Près de 19 000 jeunes Français suivent leurs études à la maison. Ce chiffre est en constante augmentation. L’instruction parentale (l’école à la maison) est légale puisque l’instruction est obligatoire, mais pas la fréquentation d’un établissement. Mais en France le Home Schooling reste une exception que le législateur a strictement encadrée. Jean Yves Seguy, maître de conférences en sciences de l’éducation à l’université de Saint Étienne, travaille avec André Robert (université Lyon 2) sur les origines de l'instruction dans la famille. Les deux chercheurs ont fait récemment une communication au colloque de l’ATRHE (Association transdisciplinaire pour les recherches historiques sur l’éducation) qui s’est tenu à Corte du 9 au 11 octobre 2014 sur ce sujet.
Vous faites une approche historique de l’instruction dans les familles… Précisément quelle définition peut-on en donner ?
Définir cette notion suppose justement que l’on porte un regard sur le passé. L’instruction dans les familles est paradoxalement intimement liée à l’idée d’obligation de l’enseignement primaire. La loi Ferry du 28 mars 1882 marque un tournant essentiel de l’histoire de l’école. Elle permet en effet de redéfinir le rôle respectif de l’Etat, des familles et de la religion dans l’éducation. L’article 4 précise ainsi que l’instruction est obligatoire pour les enfants des deux sexes âgés de six à treize ans. Elle peut être donnée soit dans les écoles publiques ou privées, soit « dans les familles, par le père de famille lui-même ou par toute personne qu'il aura choisie. ». Ce qui est fondamentalement nouveau dans cette loi, c’est que l’Etat prévoit explicitement ce mode de formation et se propose de contrôler sa mise en œuvre. On organise ainsi un examen que les enfants recevant l’instruction à domicile doivent subir chaque année à partir de la fin de la deuxième année d'instruction obligatoire. Cet examen doit porter sur les matières de l'enseignement correspondant à leur âge dans les écoles publiques.

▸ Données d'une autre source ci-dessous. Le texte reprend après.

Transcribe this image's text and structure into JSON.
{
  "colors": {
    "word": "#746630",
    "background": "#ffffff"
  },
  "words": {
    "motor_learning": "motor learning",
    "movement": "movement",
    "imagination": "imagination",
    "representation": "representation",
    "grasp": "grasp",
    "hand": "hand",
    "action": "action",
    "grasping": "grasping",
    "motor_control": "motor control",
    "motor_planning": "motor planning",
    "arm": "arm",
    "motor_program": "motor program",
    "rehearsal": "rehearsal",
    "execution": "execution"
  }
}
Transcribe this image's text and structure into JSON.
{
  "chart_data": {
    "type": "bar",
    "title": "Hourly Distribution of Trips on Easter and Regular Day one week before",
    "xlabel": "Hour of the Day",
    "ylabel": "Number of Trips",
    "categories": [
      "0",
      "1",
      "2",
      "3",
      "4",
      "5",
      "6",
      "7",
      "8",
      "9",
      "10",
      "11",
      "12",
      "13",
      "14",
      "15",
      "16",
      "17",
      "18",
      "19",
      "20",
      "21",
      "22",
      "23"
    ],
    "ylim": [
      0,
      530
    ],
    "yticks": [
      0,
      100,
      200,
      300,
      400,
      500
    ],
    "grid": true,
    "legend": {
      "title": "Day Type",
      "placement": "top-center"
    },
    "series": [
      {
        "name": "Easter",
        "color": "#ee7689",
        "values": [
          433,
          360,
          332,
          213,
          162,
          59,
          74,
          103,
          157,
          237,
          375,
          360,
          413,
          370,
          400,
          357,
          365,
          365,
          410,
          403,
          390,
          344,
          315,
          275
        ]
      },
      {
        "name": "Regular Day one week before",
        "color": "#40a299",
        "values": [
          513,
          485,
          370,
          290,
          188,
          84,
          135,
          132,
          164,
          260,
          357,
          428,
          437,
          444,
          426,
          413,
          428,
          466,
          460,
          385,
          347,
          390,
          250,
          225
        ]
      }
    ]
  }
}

L’instruction dans les familles se définit donc clairement dès l’origine comme une forme de liberté contrôlée. Jules Ferry, comme le rappelait récemment Mona Ozouf, tente ainsi « d’incarner tout à la fois l’autorité de l’Etat et l’autonomie de l’individu » . La situation actuelle est clairement héritière de cette conception : accepter le principe d’une instruction assurée par les familles tout en préservant le pouvoir de contrôle de l’Etat et des mairies, au nom de la sauvegarde de l’enfance.
Pourquoi consacrer des recherches aux études faites à la maison ? N’y a-t-il pas assez de questions à traiter à propos l’École habituelle ?
A l’heure actuelle, on note de fortes remises en causes de l’école ou tout au moins de ce que Guy Vincent appelle la « forme scolaire ». La forme scolaire, qui se stabilise en XIXe siècle en France et dans une partie du monde, se définit par la délimitation d’un espace spécifique séparé, et surtout par la prédominance de normes, règles et règlements collectifs (temps minutieusement réglé, exercices générant de la discipline…). Aujourd’hui, cette organisation apparaît bousculée par le développement des outils numériques, certaines innovations pédagogiques (classe inversée, MOOC…). L’ouvrage récent de François Durpaire et Béatrice Mabilon-Bonfils, au titre évocateur (la fin de l’école), atteste de cette évolution. Le développement actuel de l’instruction dans les familles s’inscrit dans cette logique. Encore faut-il comprendre ce phénomène, qui a encore été peu étudié en France. S’il apparaît aux Etats-Unis que le phénomène de « home schooling » en pleine expansion est souvent justifié par des raisons idéologiques, en France ces considérations apparaissent de manière moins marquées. Dans un ouvrage récent à caractère pratique, Charlotte Dien , fonde son argumentation sur l’idée que certains enfants peuvent éprouver des difficultés à s’adapter à l’école, se réfère de manière très claire au cadre légal, en invoquant même des principes pédagogiques susceptibles de relever de l’éducation nouvelle.
Les mouvements récents de « retrait de l’école » peuvent toutefois constituer de nouveaux modes de justification de l’instruction à domicile, que l’institution devra apprendre à comprendre. Le regard historique, vers les origines du principe d’instruction dans la famille, donne un éclairage sur ces jeux argumentatifs et permet de voir s’il existe une pérennité des raisons invoquées, ou bien si des arguments nouveaux se dégagent. Nous avons trouvé dans les archives des manifestations fortes de rejet de l’instruction obligatoire s’appuyant sur des arguments religieux qui ne sont pas sans rappeler certains des propos extrémistes tenus au printemps dernier.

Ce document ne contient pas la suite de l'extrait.